Before long, college campuses will be bustling with a new group of young consumers, who could be targeted by companies trying to cash in on their financial vulnerability.

"We do get prayed on a lot because a lot of people think that because we’re just now coming into the world, were young adults they know there is things we need," says Alexis Brown, a sophomore at Wayne State University.

And that can include credit card offers, with credit limits beyond what's financially responsible for students without a lot of money coming in.

"If they’re offering 25-hundred dollars and they have no other income, it’s a red flag," explains Melanie Duquesnel from the Better Business Bureau serving Eastern Michigan.

There are protections in place for students. The Credit Card Act of 2009 places strict restrictions on marketing and issuing credit cards to young people. Companies can no longer offer free gifts like t-shirts or pizza, within a thousand feet of campus, as a way to entice students to sign up for a credit card.

And if a student is younger than 21 and wants an account in their own name, he or she must have proof of income or have an adult co-signer. 

"If they really truly need a credit card, please have them work with their parents, Duquesnel says.

Students also need to look for those "quick cash jobs" that are offered through emails.

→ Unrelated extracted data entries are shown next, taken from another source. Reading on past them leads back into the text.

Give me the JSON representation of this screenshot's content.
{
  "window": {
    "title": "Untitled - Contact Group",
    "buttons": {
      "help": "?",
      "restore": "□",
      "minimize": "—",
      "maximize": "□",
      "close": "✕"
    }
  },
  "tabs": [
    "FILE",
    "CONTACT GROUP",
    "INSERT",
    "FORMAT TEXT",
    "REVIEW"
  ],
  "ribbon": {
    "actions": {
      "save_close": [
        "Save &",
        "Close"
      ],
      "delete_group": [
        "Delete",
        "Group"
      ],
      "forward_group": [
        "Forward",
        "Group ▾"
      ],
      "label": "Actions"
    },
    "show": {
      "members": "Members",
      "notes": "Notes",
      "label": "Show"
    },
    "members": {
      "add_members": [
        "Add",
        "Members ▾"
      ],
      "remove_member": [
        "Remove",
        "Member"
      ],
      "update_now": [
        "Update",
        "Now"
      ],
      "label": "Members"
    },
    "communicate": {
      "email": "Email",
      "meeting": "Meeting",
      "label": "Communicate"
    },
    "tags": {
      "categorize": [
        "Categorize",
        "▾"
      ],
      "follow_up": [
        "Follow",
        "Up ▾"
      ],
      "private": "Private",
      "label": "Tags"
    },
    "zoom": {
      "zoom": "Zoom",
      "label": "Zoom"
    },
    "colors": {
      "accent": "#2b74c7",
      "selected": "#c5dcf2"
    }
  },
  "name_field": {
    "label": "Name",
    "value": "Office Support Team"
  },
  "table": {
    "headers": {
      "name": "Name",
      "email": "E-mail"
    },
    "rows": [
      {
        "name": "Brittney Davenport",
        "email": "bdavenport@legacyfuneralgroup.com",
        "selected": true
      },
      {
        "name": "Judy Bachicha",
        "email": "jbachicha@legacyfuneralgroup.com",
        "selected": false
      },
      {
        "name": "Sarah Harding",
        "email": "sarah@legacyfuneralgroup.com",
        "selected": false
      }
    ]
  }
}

They promise a part-time position making good, fast money, but they ask for a $25 application fee.

"Anytime that a recruiter, I don’t care if it’s for a job for a college student, or for a high level professional, 99.99% of the time... they will not ask for money upfront," according to Duquesnel.

Another thing to watch for... scholarship opportunities that require money up front, or ask for information like your social security number of driver's license number.

Duquesnel suggests talking to your college financial aid office about where to find legitimate scholarship opportunities.

"Always do research," Brown says. "I can’t stress that enough, if you don’t do that enough research, you’ll probably get yourself into a situation that you can’t get yourself out of."